R: how to sample without replacement AND without consecutive same values
Maybe using replicate()
with a repeat
loop is faster. here an example with 3
sequences. Looks like this would take approx. 1490 seconds with 300
(not tested).
set.seed(42)
seqc <- rep(1:4, each=12) # starting sequence
system.time(
res <- replicate(3, {
repeat {
seqcs <- sample(seqc, 48, replace=FALSE)
if (!any(diff(seqcs) == 0)) break
}
seqcs
})
)
# user system elapsed
# 14.88 0.00 14.90
res[1:10, ]
# [,1] [,2] [,3]
# [1,] 4 2 3
# [2,] 1 1 4
# [3,] 3 2 1
# [4,] 1 1 4
# [5,] 2 3 1
# [6,] 4 1 2
# [7,] 3 4 4
# [8,] 2 1 1
# [9,] 3 4 4
# [10,] 4 3 2
You can take out consecutive values and placing them where they are not consecutive.

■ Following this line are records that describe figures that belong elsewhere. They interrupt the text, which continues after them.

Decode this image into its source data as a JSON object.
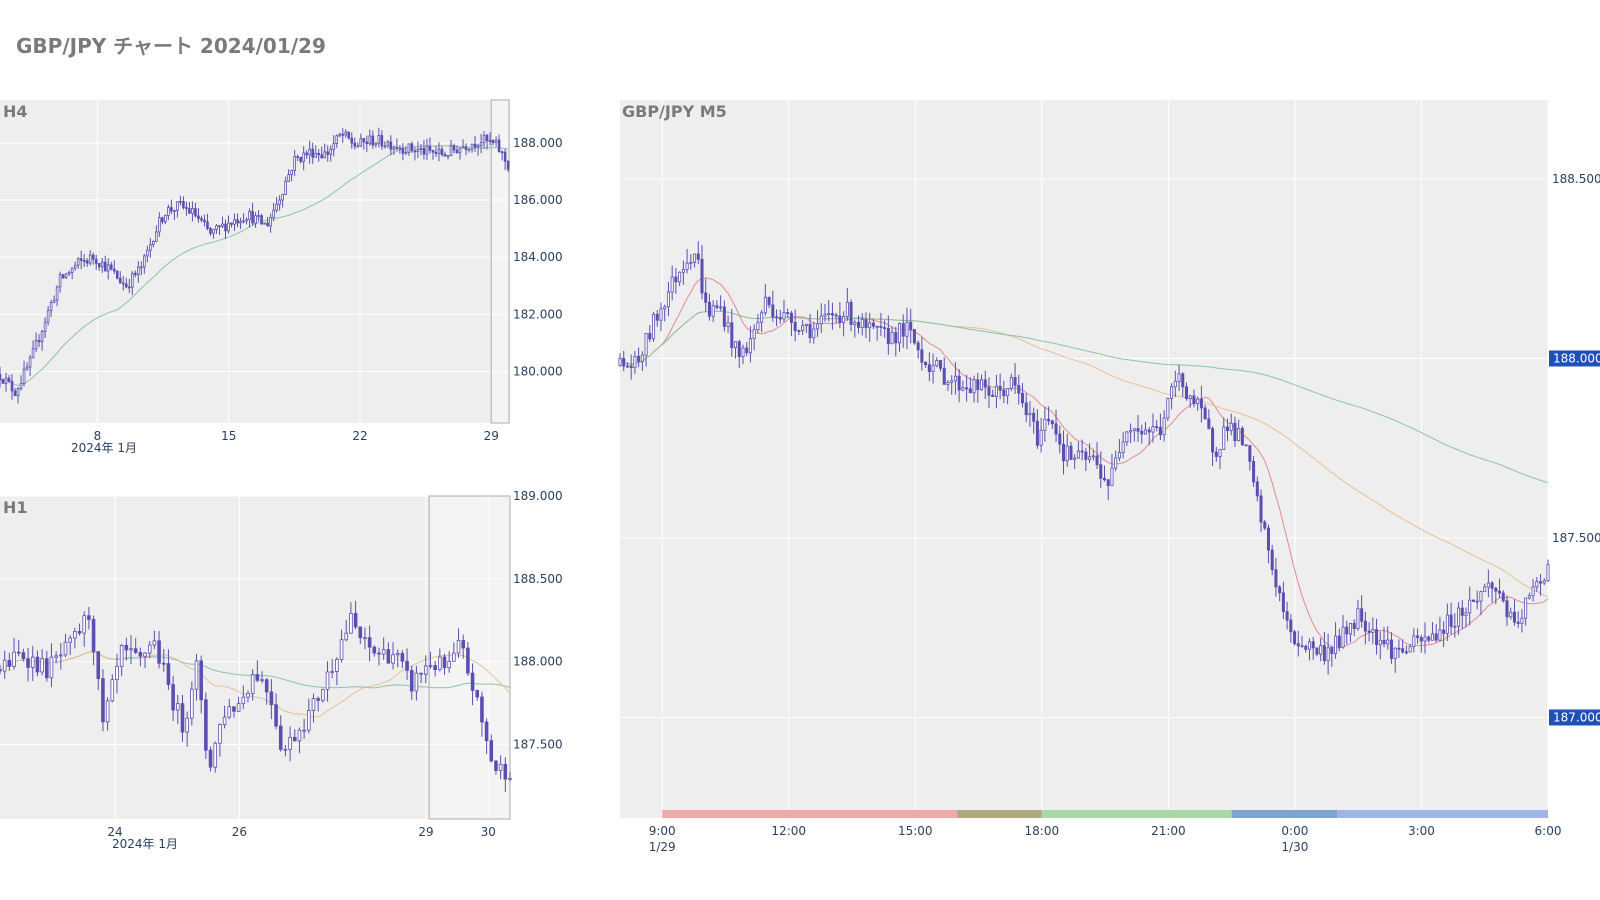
{
  "page": {
    "title": "GBP/JPY チャート 2024/01/29"
  },
  "colors": {
    "candle": "#5a4fb0",
    "ma_short": "#e08080",
    "ma_mid": "#e8b98a",
    "ma_long": "#7fc0a0",
    "panel_bg": "#eeeeee",
    "grid": "#ffffff",
    "price_tag": "#1f4fb8"
  },
  "chart_data": [
    {
      "name": "H4",
      "type": "candlestick",
      "title": "H4",
      "x_ticks": [
        "8",
        "15",
        "22",
        "29"
      ],
      "x_sub_label": "2024年 1月",
      "x_tick_days": [
        8,
        15,
        22,
        29
      ],
      "x_range": [
        2.8,
        30.0
      ],
      "y_ticks": [
        "180.000",
        "182.000",
        "184.000",
        "186.000",
        "188.000"
      ],
      "y_tick_values": [
        180,
        182,
        184,
        186,
        188
      ],
      "y_range": [
        178.2,
        189.5
      ],
      "highlight_days": [
        29.0,
        29.95
      ],
      "anchors": [
        [
          2.8,
          179.9
        ],
        [
          3.6,
          179.3
        ],
        [
          4.4,
          180.3
        ],
        [
          5.2,
          181.8
        ],
        [
          6.0,
          183.2
        ],
        [
          7.0,
          183.8
        ],
        [
          7.8,
          184.0
        ],
        [
          8.6,
          183.6
        ],
        [
          9.5,
          183.0
        ],
        [
          10.4,
          183.7
        ],
        [
          11.0,
          184.8
        ],
        [
          11.6,
          185.6
        ],
        [
          12.4,
          185.8
        ],
        [
          13.2,
          185.5
        ],
        [
          14.0,
          184.8
        ],
        [
          15.0,
          185.2
        ],
        [
          16.0,
          185.5
        ],
        [
          17.0,
          185.1
        ],
        [
          17.7,
          186.1
        ],
        [
          18.5,
          187.4
        ],
        [
          19.4,
          187.7
        ],
        [
          20.2,
          187.6
        ],
        [
          21.0,
          188.3
        ],
        [
          21.8,
          187.9
        ],
        [
          22.6,
          188.1
        ],
        [
          23.5,
          188.0
        ],
        [
          24.5,
          187.8
        ],
        [
          25.5,
          187.7
        ],
        [
          26.5,
          187.6
        ],
        [
          27.5,
          187.9
        ],
        [
          28.5,
          188.1
        ],
        [
          29.3,
          187.9
        ],
        [
          29.9,
          187.2
        ]
      ]
    },
    {
      "name": "H1",
      "type": "candlestick",
      "title": "H1",
      "x_ticks": [
        "24",
        "26",
        "29",
        "30"
      ],
      "x_sub_label": "2024年 1月",
      "x_tick_days": [
        24,
        26,
        29,
        30
      ],
      "x_range": [
        22.15,
        30.35
      ],
      "y_ticks": [
        "187.500",
        "188.000",
        "188.500",
        "189.000"
      ],
      "y_tick_values": [
        187.5,
        188.0,
        188.5,
        189.0
      ],
      "y_range": [
        187.05,
        189.0
      ],
      "highlight_days": [
        29.05,
        30.35
      ],
      "anchors": [
        [
          22.15,
          187.95
        ],
        [
          22.5,
          188.05
        ],
        [
          22.9,
          187.95
        ],
        [
          23.3,
          188.1
        ],
        [
          23.6,
          188.3
        ],
        [
          23.8,
          187.6
        ],
        [
          24.1,
          188.05
        ],
        [
          24.4,
          188.0
        ],
        [
          24.6,
          188.15
        ],
        [
          24.9,
          187.8
        ],
        [
          25.1,
          187.6
        ],
        [
          25.3,
          188.0
        ],
        [
          25.5,
          187.35
        ],
        [
          25.75,
          187.7
        ],
        [
          26.0,
          187.75
        ],
        [
          26.25,
          187.95
        ],
        [
          26.5,
          187.8
        ],
        [
          26.7,
          187.45
        ],
        [
          26.95,
          187.6
        ],
        [
          27.15,
          187.7
        ],
        [
          27.4,
          187.9
        ],
        [
          27.6,
          188.1
        ],
        [
          27.8,
          188.25
        ],
        [
          28.0,
          188.1
        ],
        [
          28.2,
          188.05
        ],
        [
          28.5,
          188.05
        ],
        [
          28.75,
          187.85
        ],
        [
          29.05,
          188.0
        ],
        [
          29.35,
          187.95
        ],
        [
          29.55,
          188.1
        ],
        [
          29.75,
          187.85
        ],
        [
          29.95,
          187.55
        ],
        [
          30.1,
          187.35
        ],
        [
          30.35,
          187.35
        ]
      ]
    },
    {
      "name": "M5",
      "type": "candlestick",
      "title": "GBP/JPY M5",
      "x_ticks": [
        "9:00",
        "12:00",
        "15:00",
        "18:00",
        "21:00",
        "0:00",
        "3:00",
        "6:00"
      ],
      "x_sub_labels": [
        "1/29",
        "",
        "",
        "",
        "",
        "1/30",
        "",
        ""
      ],
      "x_tick_hours": [
        9,
        12,
        15,
        18,
        21,
        24,
        27,
        30
      ],
      "x_range": [
        8.0,
        30.0
      ],
      "y_ticks": [
        "187.000",
        "187.500",
        "188.000",
        "188.500"
      ],
      "y_tick_values": [
        187.0,
        187.5,
        188.0,
        188.5
      ],
      "y_range": [
        186.72,
        188.72
      ],
      "price_tags": [
        "188.000",
        "187.000"
      ],
      "price_tag_values": [
        188.0,
        187.0
      ],
      "session_bar": [
        {
          "from": 9.0,
          "to": 16.0,
          "color": "#f0a8a8"
        },
        {
          "from": 16.0,
          "to": 18.0,
          "color": "#b0a880"
        },
        {
          "from": 18.0,
          "to": 22.5,
          "color": "#a8d8a8"
        },
        {
          "from": 22.5,
          "to": 25.0,
          "color": "#7aa6d0"
        },
        {
          "from": 25.0,
          "to": 30.0,
          "color": "#a0b4ec"
        }
      ],
      "anchors": [
        [
          8.0,
          187.98
        ],
        [
          8.4,
          187.98
        ],
        [
          8.8,
          188.1
        ],
        [
          9.2,
          188.2
        ],
        [
          9.55,
          188.28
        ],
        [
          9.8,
          188.3
        ],
        [
          10.05,
          188.13
        ],
        [
          10.4,
          188.14
        ],
        [
          10.8,
          188.0
        ],
        [
          11.1,
          188.05
        ],
        [
          11.45,
          188.16
        ],
        [
          11.8,
          188.12
        ],
        [
          12.2,
          188.1
        ],
        [
          12.6,
          188.08
        ],
        [
          13.0,
          188.12
        ],
        [
          13.4,
          188.13
        ],
        [
          13.8,
          188.08
        ],
        [
          14.3,
          188.06
        ],
        [
          14.8,
          188.08
        ],
        [
          15.2,
          188.0
        ],
        [
          15.6,
          187.96
        ],
        [
          16.0,
          187.93
        ],
        [
          16.5,
          187.92
        ],
        [
          16.9,
          187.9
        ],
        [
          17.3,
          187.93
        ],
        [
          17.6,
          187.86
        ],
        [
          17.9,
          187.78
        ],
        [
          18.2,
          187.85
        ],
        [
          18.5,
          187.74
        ],
        [
          18.8,
          187.72
        ],
        [
          19.2,
          187.72
        ],
        [
          19.6,
          187.65
        ],
        [
          20.0,
          187.82
        ],
        [
          20.4,
          187.8
        ],
        [
          20.8,
          187.8
        ],
        [
          21.2,
          187.95
        ],
        [
          21.5,
          187.9
        ],
        [
          21.8,
          187.84
        ],
        [
          22.1,
          187.74
        ],
        [
          22.4,
          187.82
        ],
        [
          22.8,
          187.76
        ],
        [
          23.2,
          187.55
        ],
        [
          23.5,
          187.4
        ],
        [
          23.9,
          187.22
        ],
        [
          24.3,
          187.2
        ],
        [
          24.7,
          187.18
        ],
        [
          25.1,
          187.22
        ],
        [
          25.5,
          187.29
        ],
        [
          26.0,
          187.22
        ],
        [
          26.4,
          187.18
        ],
        [
          26.8,
          187.2
        ],
        [
          27.2,
          187.22
        ],
        [
          27.7,
          187.27
        ],
        [
          28.2,
          187.32
        ],
        [
          28.6,
          187.37
        ],
        [
          28.9,
          187.34
        ],
        [
          29.2,
          187.24
        ],
        [
          29.5,
          187.32
        ],
        [
          30.0,
          187.42
        ]
      ]
    }
  ]
}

unConsecutive <- function(x) {
repeat{
tt <- c(FALSE, diff(x)==0)
if(any(tt)) {
y <- x[which(tt)]
x <- x[which(!tt)]
i <- x != y[1]
i <- which(c(c(TRUE, diff(i)==0) & i,FALSE)

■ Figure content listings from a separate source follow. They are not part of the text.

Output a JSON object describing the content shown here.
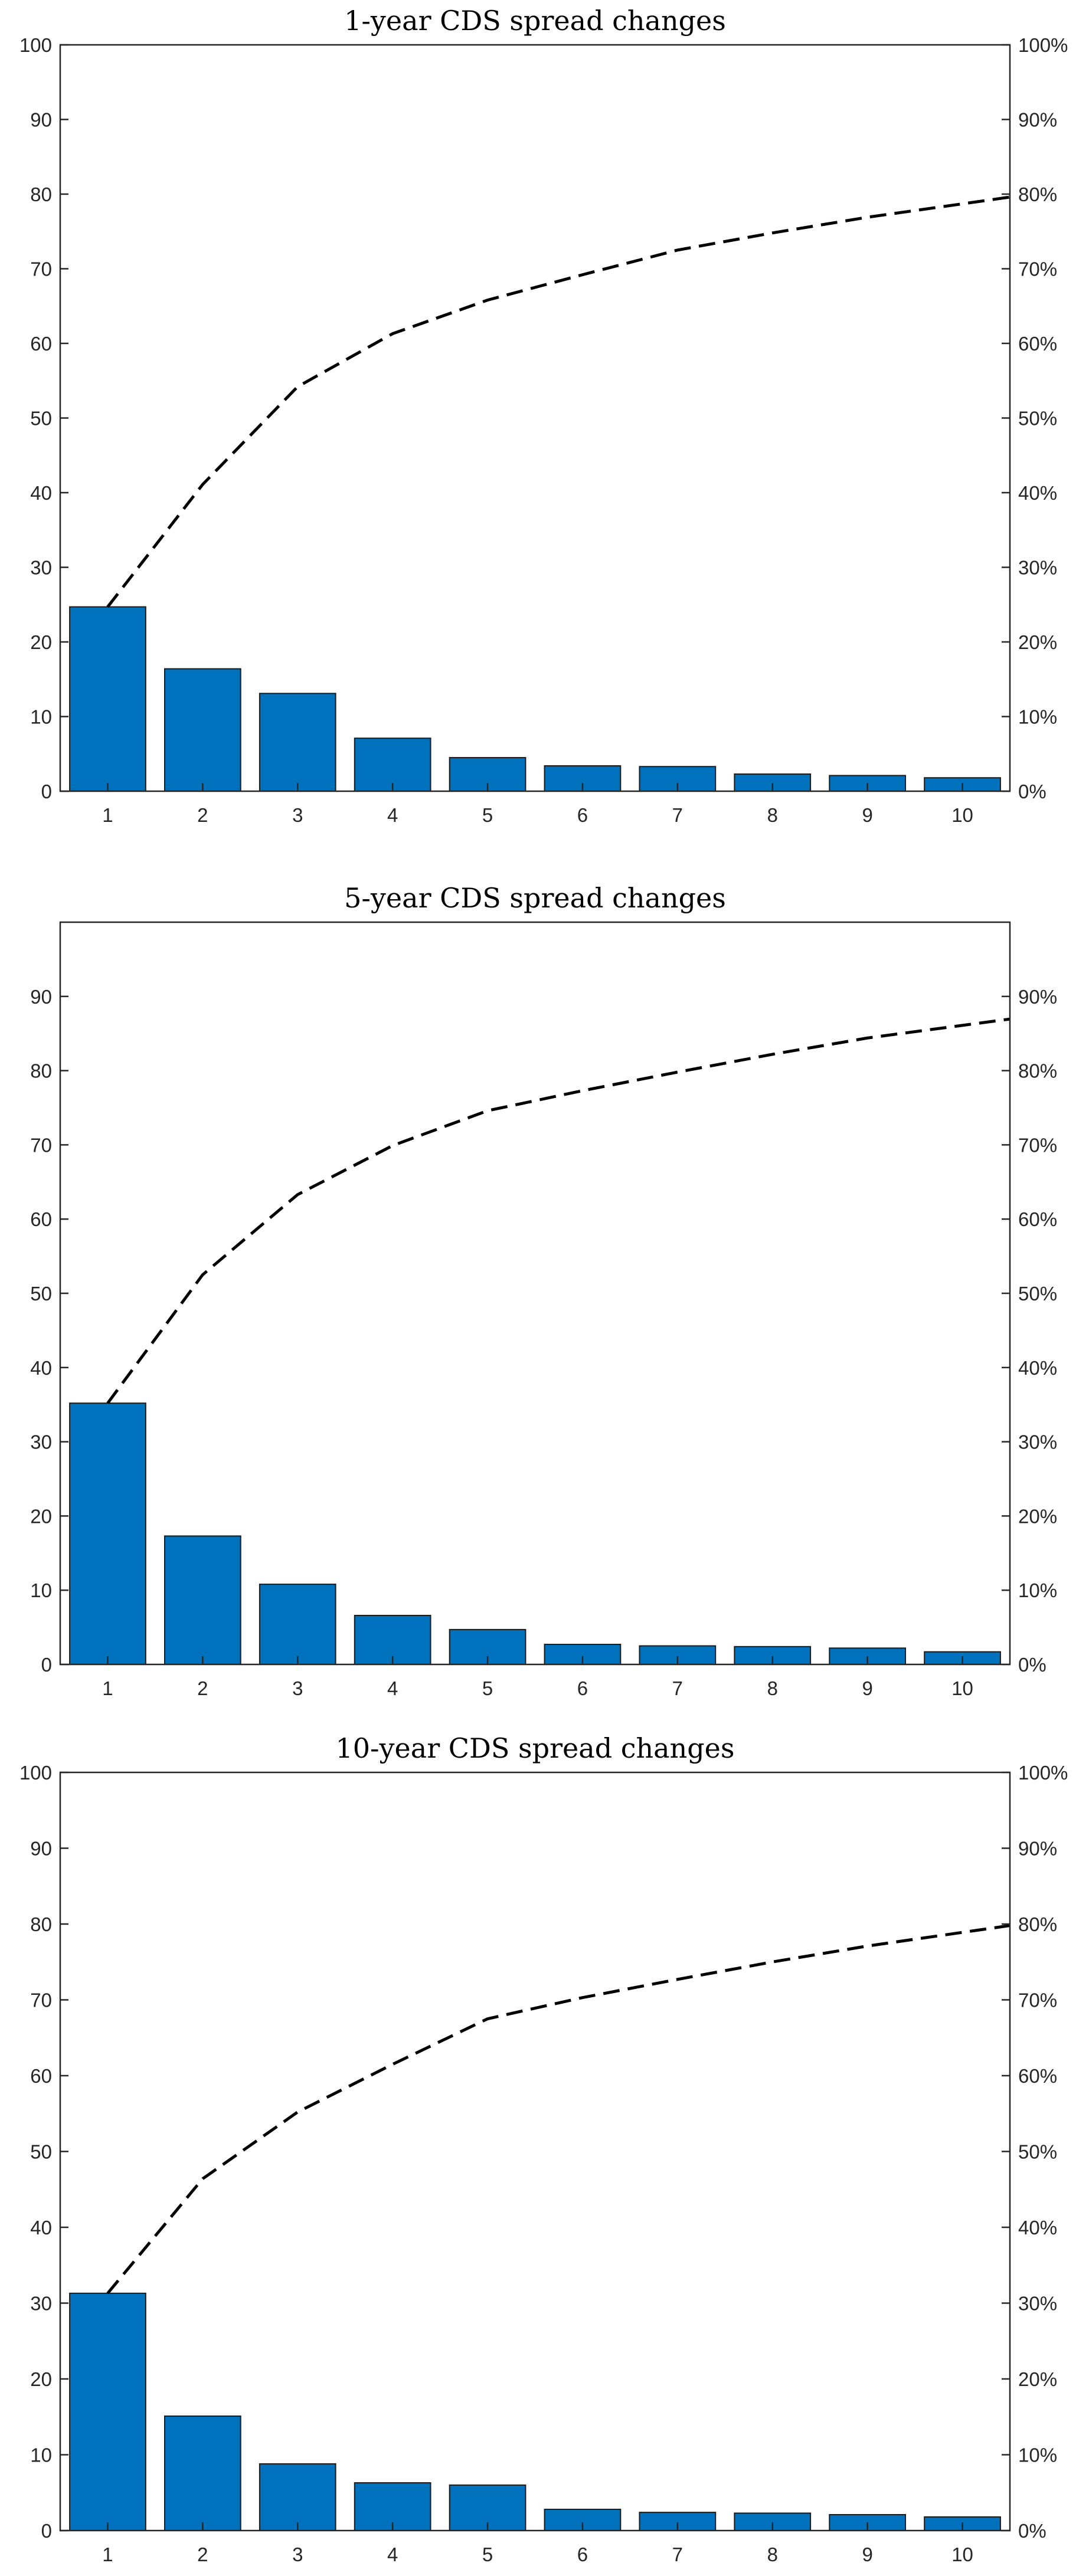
{
  "chart_data": [
    {
      "type": "bar",
      "title": "1-year CDS spread changes",
      "categories": [
        "1",
        "2",
        "3",
        "4",
        "5",
        "6",
        "7",
        "8",
        "9",
        "10"
      ],
      "values": [
        24.7,
        16.4,
        13.1,
        7.1,
        4.5,
        3.4,
        3.3,
        2.3,
        2.1,
        1.8
      ],
      "cumulative": [
        24.7,
        41.1,
        54.2,
        61.3,
        65.8,
        69.2,
        72.5,
        74.8,
        76.9,
        78.7
      ],
      "ylim": [
        0,
        100
      ],
      "yticks": [
        "0",
        "10",
        "20",
        "30",
        "40",
        "50",
        "60",
        "70",
        "80",
        "90",
        "100"
      ],
      "y2ticks": [
        "0%",
        "10%",
        "20%",
        "30%",
        "40%",
        "50%",
        "60%",
        "70%",
        "80%",
        "90%",
        "100%"
      ],
      "xlabel": "",
      "ylabel": "",
      "grid": false
    },
    {
      "type": "bar",
      "title": "5-year CDS spread changes",
      "categories": [
        "1",
        "2",
        "3",
        "4",
        "5",
        "6",
        "7",
        "8",
        "9",
        "10"
      ],
      "values": [
        35.2,
        17.3,
        10.8,
        6.6,
        4.7,
        2.7,
        2.5,
        2.4,
        2.2,
        1.7
      ],
      "cumulative": [
        35.2,
        52.5,
        63.3,
        69.9,
        74.6,
        77.3,
        79.8,
        82.2,
        84.4,
        86.1
      ],
      "ylim": [
        0,
        100
      ],
      "yticks": [
        "0",
        "10",
        "20",
        "30",
        "40",
        "50",
        "60",
        "70",
        "80",
        "90"
      ],
      "y2ticks": [
        "0%",
        "10%",
        "20%",
        "30%",
        "40%",
        "50%",
        "60%",
        "70%",
        "80%",
        "90%"
      ],
      "xlabel": "",
      "ylabel": "",
      "grid": false
    },
    {
      "type": "bar",
      "title": "10-year CDS spread changes",
      "categories": [
        "1",
        "2",
        "3",
        "4",
        "5",
        "6",
        "7",
        "8",
        "9",
        "10"
      ],
      "values": [
        31.3,
        15.1,
        8.8,
        6.3,
        6.0,
        2.8,
        2.4,
        2.3,
        2.1,
        1.8
      ],
      "cumulative": [
        31.3,
        46.4,
        55.2,
        61.5,
        67.5,
        70.3,
        72.7,
        75.0,
        77.1,
        78.9
      ],
      "ylim": [
        0,
        100
      ],
      "yticks": [
        "0",
        "10",
        "20",
        "30",
        "40",
        "50",
        "60",
        "70",
        "80",
        "90",
        "100"
      ],
      "y2ticks": [
        "0%",
        "10%",
        "20%",
        "30%",
        "40%",
        "50%",
        "60%",
        "70%",
        "80%",
        "90%",
        "100%"
      ],
      "xlabel": "",
      "ylabel": "",
      "grid": false
    }
  ]
}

| c(FALSE, c(diff(i)==0, TRUE) & i))
if(length(i) > 0) {
i <- i[1]-1
x <- c(x[seq_len(i)], y, x[i+seq_len(length(x)-i)])
} else {
x <- c(x, y)
break
}
} else {break}
}
x
}
unConsecutive(c(1,1,2))
#[1] 1 2 1
unConsecutive(c(1,1,1))
#[1] 1 1 1
set.seed(7)
system.time(
res <- replicate(300, unConsecutive(sample(rep(1:4,12))))
)
# user system elapsed
# 0.058 0.011 0.069
all(apply(res, 2, table) == 12)
#[1] TRUE
all(apply(res, 2, diff) != 0)
#[1] TRUE
Another option is to use a Markov Chain Monte-Carlo method to swap 2 numbers randomly and move to the new sample only when 1) we are not swapping the same number and 2) no 2 identical numbers are adjacent. To address correlated samples, we can generate a lot of samples and then randomly select 300 of them:
v <- rep(1:4, 12)
l <- 48
nr <- 3e5
m <- matrix(0, nrow=nr, ncol=l)
count <- 0
while(count < nr) {
i <- sample(l, 2)
if (i[1L] != i[2L]) {
v[i] = v[i[2:1]]
if (!any(diff(v)==0)) {
count <- count + 1
m[count, ] <- v
} else {
v[i] = v[i[2:1]]
}
}
}
a <- m[sample(nr, 300),]
a